Weil Hilltop Youths keine einheitliche Bewegung sind, gibt es kein in sich geschlossenes „religiöses Hilltop-System“. Einige typische Positionen lassen sich aber identifizieren:

  • Das Land Israel („Eretz Israel“) und das jüdische Volk gehören untrennbar zusammen. Solange Landstriche in Israel noch nicht von Juden bewohnt sind (var.: solange Juden noch nicht auf ihm Ackerbau treiben), ist dieser Landstrich und das Land als Ganzes „unerlöst“ und muss erst von Juden erlöst werden. Dies lässt sich der Tora entnehmen.[23] Die meisten Rabbinern jedoch verfälschen dies oder stellen es nicht klar genug dar, weshalb die Tora die einzige absolute Autorität ist und man nur auf ausgewählte Rabbiner vertrauen kann (besonders wichtig: Meir Kahane, Yitzchak Ginsburgh, Eliezer Melamed).[24][25][26][27]
  • Der Staat Israel hat dieses Projekt verraten und ist auch darüber hinaus grundsätzlich zu einem demokratischen und damit quasi-heidnischen Staat entartet.
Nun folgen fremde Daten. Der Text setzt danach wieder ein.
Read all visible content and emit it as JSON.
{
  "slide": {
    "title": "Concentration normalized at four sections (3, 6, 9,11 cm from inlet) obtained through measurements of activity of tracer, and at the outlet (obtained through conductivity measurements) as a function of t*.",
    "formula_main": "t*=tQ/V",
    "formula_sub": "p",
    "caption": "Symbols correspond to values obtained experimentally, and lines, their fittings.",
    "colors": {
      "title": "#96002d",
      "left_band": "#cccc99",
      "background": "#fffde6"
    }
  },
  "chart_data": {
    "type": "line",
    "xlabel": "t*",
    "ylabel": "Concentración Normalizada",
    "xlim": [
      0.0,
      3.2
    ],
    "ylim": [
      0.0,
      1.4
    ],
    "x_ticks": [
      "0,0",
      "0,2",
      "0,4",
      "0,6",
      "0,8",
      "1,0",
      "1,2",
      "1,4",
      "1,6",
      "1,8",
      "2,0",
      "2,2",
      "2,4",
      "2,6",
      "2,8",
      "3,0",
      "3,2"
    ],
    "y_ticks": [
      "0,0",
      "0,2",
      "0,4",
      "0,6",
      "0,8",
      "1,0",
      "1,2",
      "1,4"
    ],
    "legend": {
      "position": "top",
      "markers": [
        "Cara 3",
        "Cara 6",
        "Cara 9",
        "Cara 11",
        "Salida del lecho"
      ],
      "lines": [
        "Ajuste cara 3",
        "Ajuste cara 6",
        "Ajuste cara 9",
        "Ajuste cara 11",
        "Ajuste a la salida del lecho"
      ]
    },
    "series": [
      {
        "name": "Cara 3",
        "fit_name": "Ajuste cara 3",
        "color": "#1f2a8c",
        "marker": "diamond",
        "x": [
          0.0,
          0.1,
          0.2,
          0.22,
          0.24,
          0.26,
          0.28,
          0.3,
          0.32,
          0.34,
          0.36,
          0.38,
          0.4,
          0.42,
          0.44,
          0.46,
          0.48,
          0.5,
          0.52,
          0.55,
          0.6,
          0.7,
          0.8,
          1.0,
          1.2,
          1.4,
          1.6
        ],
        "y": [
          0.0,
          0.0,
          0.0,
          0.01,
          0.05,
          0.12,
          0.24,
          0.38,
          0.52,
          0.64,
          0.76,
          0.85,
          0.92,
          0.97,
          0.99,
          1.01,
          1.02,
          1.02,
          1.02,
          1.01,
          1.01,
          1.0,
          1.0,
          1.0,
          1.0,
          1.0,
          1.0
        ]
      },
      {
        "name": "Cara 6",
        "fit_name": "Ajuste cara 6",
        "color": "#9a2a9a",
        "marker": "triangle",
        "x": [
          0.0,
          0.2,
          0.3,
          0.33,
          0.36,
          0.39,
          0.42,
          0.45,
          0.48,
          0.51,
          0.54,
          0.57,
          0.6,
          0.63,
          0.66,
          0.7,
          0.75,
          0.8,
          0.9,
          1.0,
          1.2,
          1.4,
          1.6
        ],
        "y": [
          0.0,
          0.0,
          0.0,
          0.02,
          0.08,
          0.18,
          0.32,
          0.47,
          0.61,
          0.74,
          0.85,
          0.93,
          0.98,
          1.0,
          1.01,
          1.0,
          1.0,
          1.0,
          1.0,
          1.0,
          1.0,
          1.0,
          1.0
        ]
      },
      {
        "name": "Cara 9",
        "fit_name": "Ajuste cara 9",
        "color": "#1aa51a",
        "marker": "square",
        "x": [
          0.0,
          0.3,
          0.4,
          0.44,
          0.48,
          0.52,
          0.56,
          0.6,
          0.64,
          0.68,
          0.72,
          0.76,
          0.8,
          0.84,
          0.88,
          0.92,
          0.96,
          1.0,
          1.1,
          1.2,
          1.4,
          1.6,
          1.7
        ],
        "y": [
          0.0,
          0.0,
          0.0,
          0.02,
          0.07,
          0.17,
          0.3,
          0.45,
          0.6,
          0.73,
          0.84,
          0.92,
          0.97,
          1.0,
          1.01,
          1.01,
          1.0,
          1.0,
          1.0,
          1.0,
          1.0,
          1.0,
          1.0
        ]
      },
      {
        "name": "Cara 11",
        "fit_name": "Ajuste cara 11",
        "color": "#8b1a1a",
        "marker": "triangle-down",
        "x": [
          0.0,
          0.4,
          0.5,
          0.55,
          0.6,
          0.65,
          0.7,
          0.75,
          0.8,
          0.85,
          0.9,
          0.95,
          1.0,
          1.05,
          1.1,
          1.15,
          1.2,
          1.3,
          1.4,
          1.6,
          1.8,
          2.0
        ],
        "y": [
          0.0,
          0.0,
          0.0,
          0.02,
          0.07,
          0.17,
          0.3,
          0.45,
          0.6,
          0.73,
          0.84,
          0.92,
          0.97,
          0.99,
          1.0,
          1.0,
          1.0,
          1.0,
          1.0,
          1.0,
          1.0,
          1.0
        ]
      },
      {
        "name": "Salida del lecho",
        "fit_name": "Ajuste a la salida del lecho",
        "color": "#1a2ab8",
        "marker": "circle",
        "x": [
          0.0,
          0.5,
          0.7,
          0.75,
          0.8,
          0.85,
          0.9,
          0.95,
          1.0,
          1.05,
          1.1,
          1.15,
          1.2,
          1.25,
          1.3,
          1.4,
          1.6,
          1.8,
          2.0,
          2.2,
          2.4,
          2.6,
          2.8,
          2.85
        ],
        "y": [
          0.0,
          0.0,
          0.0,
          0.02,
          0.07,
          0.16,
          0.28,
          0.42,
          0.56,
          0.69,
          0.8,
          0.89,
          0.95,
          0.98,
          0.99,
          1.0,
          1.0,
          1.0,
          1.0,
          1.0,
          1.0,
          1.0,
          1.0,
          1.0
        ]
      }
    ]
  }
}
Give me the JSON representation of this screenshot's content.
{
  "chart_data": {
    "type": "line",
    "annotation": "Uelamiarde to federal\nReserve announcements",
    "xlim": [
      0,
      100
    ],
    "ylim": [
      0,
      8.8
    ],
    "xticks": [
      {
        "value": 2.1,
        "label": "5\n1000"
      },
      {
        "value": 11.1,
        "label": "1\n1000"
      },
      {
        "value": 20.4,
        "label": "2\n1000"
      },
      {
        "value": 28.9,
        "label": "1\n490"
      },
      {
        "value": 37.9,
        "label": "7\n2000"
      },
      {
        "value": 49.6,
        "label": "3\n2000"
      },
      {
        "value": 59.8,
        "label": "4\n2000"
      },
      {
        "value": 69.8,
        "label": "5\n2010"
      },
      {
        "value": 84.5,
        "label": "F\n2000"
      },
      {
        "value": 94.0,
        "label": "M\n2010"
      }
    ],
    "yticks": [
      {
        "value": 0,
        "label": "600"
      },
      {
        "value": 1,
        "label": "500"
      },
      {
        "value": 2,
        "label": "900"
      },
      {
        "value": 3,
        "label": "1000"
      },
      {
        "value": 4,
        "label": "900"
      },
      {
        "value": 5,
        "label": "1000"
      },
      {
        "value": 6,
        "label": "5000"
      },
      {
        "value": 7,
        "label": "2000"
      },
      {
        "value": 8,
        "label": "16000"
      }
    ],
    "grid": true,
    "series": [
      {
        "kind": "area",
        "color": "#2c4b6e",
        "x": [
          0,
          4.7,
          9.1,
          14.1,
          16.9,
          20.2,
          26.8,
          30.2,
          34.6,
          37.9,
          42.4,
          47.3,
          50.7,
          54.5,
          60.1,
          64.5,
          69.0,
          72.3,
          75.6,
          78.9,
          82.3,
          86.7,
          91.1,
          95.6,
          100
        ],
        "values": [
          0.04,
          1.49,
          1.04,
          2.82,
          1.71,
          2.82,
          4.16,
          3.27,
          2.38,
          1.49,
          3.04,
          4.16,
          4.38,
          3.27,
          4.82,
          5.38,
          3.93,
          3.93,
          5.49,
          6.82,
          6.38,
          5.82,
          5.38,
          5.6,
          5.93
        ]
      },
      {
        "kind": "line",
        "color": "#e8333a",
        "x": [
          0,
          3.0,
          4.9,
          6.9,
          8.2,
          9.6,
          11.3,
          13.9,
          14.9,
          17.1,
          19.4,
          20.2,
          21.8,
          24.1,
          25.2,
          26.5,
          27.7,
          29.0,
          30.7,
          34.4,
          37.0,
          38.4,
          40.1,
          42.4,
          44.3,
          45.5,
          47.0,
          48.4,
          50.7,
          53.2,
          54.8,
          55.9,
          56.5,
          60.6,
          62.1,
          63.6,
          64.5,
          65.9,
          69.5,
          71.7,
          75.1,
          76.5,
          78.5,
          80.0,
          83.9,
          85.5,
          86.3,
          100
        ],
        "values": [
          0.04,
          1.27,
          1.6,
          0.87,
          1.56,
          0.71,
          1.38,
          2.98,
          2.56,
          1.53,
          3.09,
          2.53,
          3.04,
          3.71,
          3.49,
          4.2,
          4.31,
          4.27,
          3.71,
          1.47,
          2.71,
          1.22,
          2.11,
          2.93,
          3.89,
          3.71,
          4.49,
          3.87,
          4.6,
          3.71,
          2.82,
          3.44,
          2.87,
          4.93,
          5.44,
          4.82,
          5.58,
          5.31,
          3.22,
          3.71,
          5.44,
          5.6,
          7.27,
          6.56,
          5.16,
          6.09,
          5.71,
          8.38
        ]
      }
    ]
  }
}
Auch die etablierte Siedlerbewegung ist verweichlicht. Die Erlösung des Landes muss daher nun von überzeugten Einzelpersonen durch den Bau von Vorposten auch gegen den Staat fortgesetzt werden (Staatsverweigerung).[28][29][30][31]
  • Gewalt gegen Nicht-Juden (inklusive Tötung) ist nicht nur erlaubt, sondern geboten, um die Erlösung des Landes voranzutreiben.[32][33][34][35] Dazu gehört herkömmliche Siedlergewalt; darüber hinaus wird Hilltop Youths auch ein großer Teil der sogenannten „Price Tag“-Attacken zugeschrieben.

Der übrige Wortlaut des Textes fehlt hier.